Odwiedziłem Trzebież

Latem 2015 roku odwiedziłem Trzebież. Jacht stał oczywiście w porcie rybackim, tanio i sympatycznie (po za brakiem prysznica) ale oczywiście postanowiłem (wspomnienia, nostalgia i…. instynkt obywatelski) zajrzeć do CENTRALNEGO OŚRODKA ŻEGLARSTWA IM.. ANDRZEJA BENESZA będącego własnością POLSKIEGO ZWIĄZKU ŻEGLARSKIEGO.

Pospacerowałem, zrobiłem kilkadziesiąt zdjęć telefonem. Oto garść z nich.

Fot. 1. Ciemne chmury nad ośrodkiem – gromadzą się nie tylko na niebie. W tym pustym dziś basenie umiejętności zdobywała „połowa” polskich żeglarzy, wtedy zdarzało się, że równocześnie manewrowało ty na żaglach kilka dużych i bardzo dużych jachtów.

Fot. 2 Po zaparkowaniu w porcie rybackim ruszam na spacer, furtka gościnnie otwarta, nie trzeba chodzić przez dziurę w płocie jak dwa lata temu, kiedy jeszcze w COŻ był czynny prysznic. Basen B praktycznie pusty.

Fot. 3 Spacer wzdłuż basenu daje kolejny sygnał, stan ogrodzenia i zieleni wskazuje na daleko idącą „troskę” właściciela o swój (?!) majątek.

Fot. 4  Ugruntowuje to wrażenie widok bałaganu na kei, a przecież zaraz za płotem powinien być reprezentacyjny trakt spacerowy Trzebieży. Powinien…

Fot. 5 A stan nabrzeża i pirsu T mówi, że to nie tylko dbałość o zwykła estetykę i porządek

Fot. 6 ZAKAZ WSTĘPU NABRZEŻE WYŁĄCZONE Z EKSPLOATACJI. Czyż to nie symbolizuje togo, co pokaże na kolejnych zdjęciach?

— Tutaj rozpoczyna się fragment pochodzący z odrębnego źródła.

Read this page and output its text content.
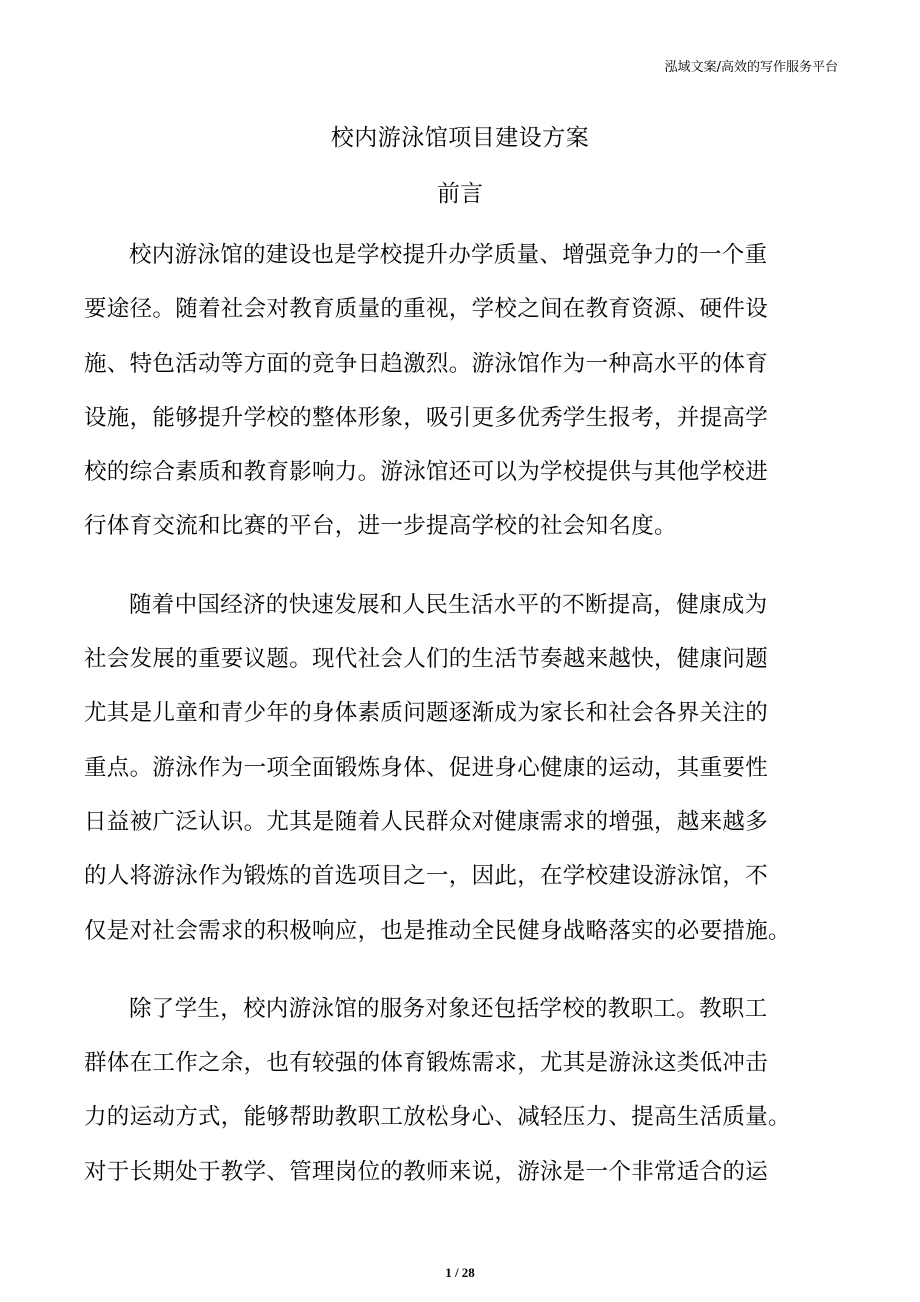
泓域文案/高效的写作服务平台
校内游泳馆项目建设方案
前言
校内游泳馆的建设也是学校提升办学质量、增强竞争力的一个重
要途径。随着社会对教育质量的重视，学校之间在教育资源、硬件设
施、特色活动等方面的竞争日趋激烈。游泳馆作为一种高水平的体育
设施，能够提升学校的整体形象，吸引更多优秀学生报考，并提高学
校的综合素质和教育影响力。游泳馆还可以为学校提供与其他学校进
行体育交流和比赛的平台，进一步提高学校的社会知名度。
随着中国经济的快速发展和人民生活水平的不断提高，健康成为
社会发展的重要议题。现代社会人们的生活节奏越来越快，健康问题
尤其是儿童和青少年的身体素质问题逐渐成为家长和社会各界关注的
重点。游泳作为一项全面锻炼身体、促进身心健康的运动，其重要性
日益被广泛认识。尤其是随着人民群众对健康需求的增强，越来越多
的人将游泳作为锻炼的首选项目之一，因此，在学校建设游泳馆，不
仅是对社会需求的积极响应，也是推动全民健身战略落实的必要措施。
除了学生，校内游泳馆的服务对象还包括学校的教职工。教职工
群体在工作之余，也有较强的体育锻炼需求，尤其是游泳这类低冲击
力的运动方式，能够帮助教职工放松身心、减轻压力、提高生活质量。
对于长期处于教学、管理岗位的教师来说，游泳是一个非常适合的运
1 / 28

Tyle, że napis winien brzmieć:

ŻEGLARZOM WSTĘP WZBRONIONY

 

Fot.7 Udało się zwodować i (częściowo!) otaklować kilka jachtów.

Fot. 8. Hmmm…. nawet drewniany kadłub potrafi rdzewieć w tym porcie.

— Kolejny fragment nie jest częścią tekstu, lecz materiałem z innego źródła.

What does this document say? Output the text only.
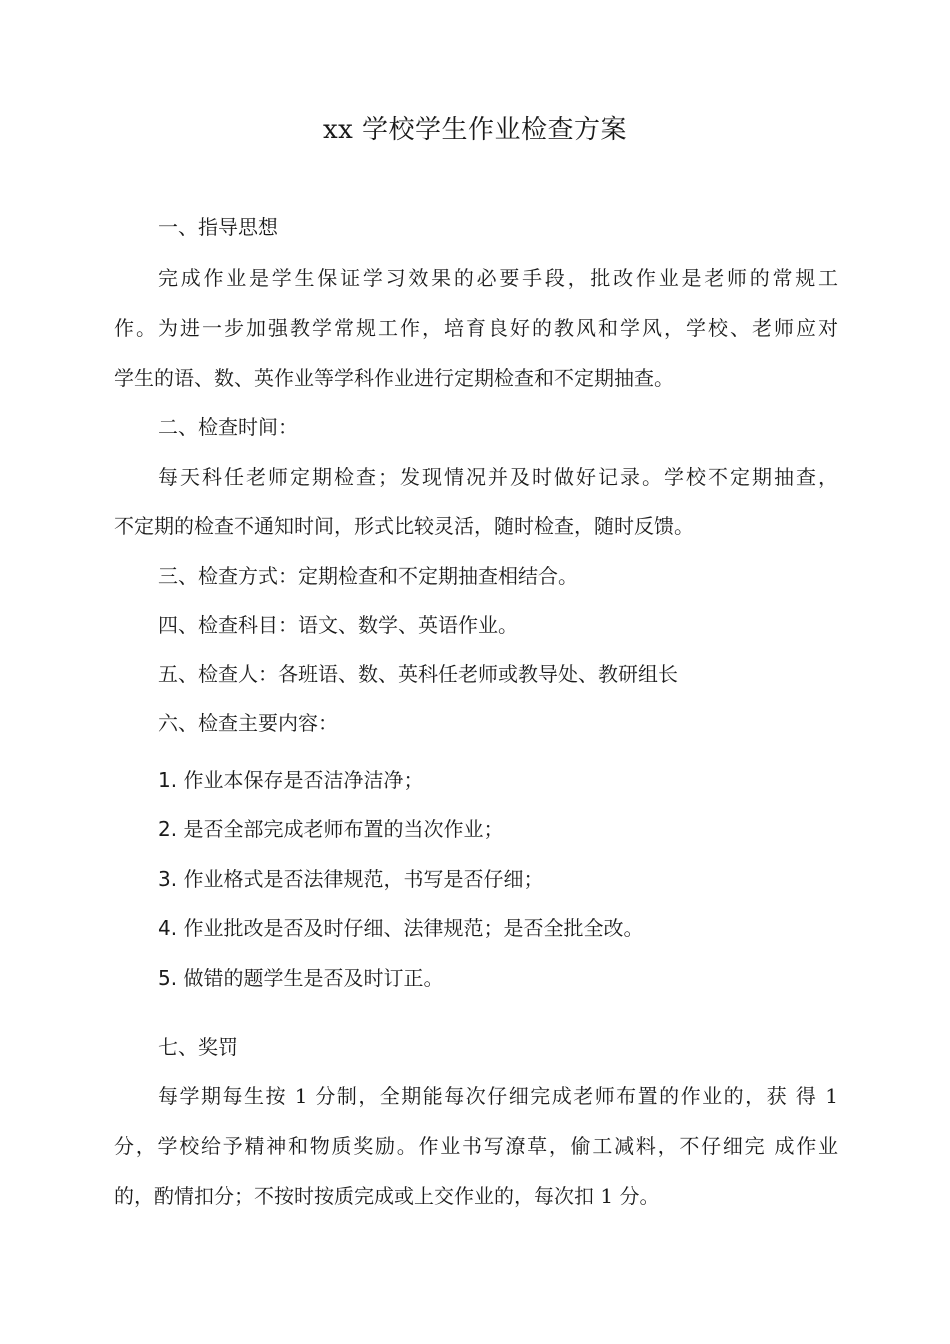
xx 学校学生作业检查方案
一、指导思想
完成作业是学生保证学习效果的必要手段，批改作业是老师的常规工
作。为进一步加强教学常规工作，培育良好的教风和学风，学校、老师应对
学生的语、数、英作业等学科作业进行定期检查和不定期抽查。
二、检查时间：
每天科任老师定期检查；发现情况并及时做好记录。学校不定期抽查，
不定期的检查不通知时间，形式比较灵活，随时检查，随时反馈。
三、检查方式：定期检查和不定期抽查相结合。
四、检查科目：语文、数学、英语作业。
五、检查人：各班语、数、英科任老师或教导处、教研组长
六、检查主要内容：
1. 作业本保存是否洁净洁净；
2. 是否全部完成老师布置的当次作业；
3. 作业格式是否法律规范，书写是否仔细；
4. 作业批改是否及时仔细、法律规范；是否全批全改。
5. 做错的题学生是否及时订正。
七、奖罚
每学期每生按 1 分制，全期能每次仔细完成老师布置的作业的，获 得 1
分，学校给予精神和物质奖励。作业书写潦草，偷工减料，不仔细完 成作业
的，酌情扣分；不按时按质完成或上交作业的，每次扣 1 分。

Fot. 9 Ale te jachty chyba mają być motorówkami. A może silniki też wyjęte?!

Fot. 10 Pokład „Śmiałego” – smutek i żal

Fot. 11 Nie cała flotylla znalazła się na wodzie, znacznie liczniejsza jest „flota lądowa”. I tu nasuwa się pytanie: A może te jachty na wodzie nie zostały zwodowane? Może one zostały nie wyjęte z wody na miniona zimę jak „Kapitan Głowacki”?! Czyżby bałagan na pokładzie „Śmiałego” tez trwał od zeszłego roku?!

 

Fot. 12 Krok dalej nóż otwiera się w kieszeni, a kpt. Kazimierz Haska w grobie się przewraca. Nazwa na łożu jest myląca, acz symptomatyczna: rzeczywiście dziwne jest takie traktowanie zabytkowego już drewnianego jachtu.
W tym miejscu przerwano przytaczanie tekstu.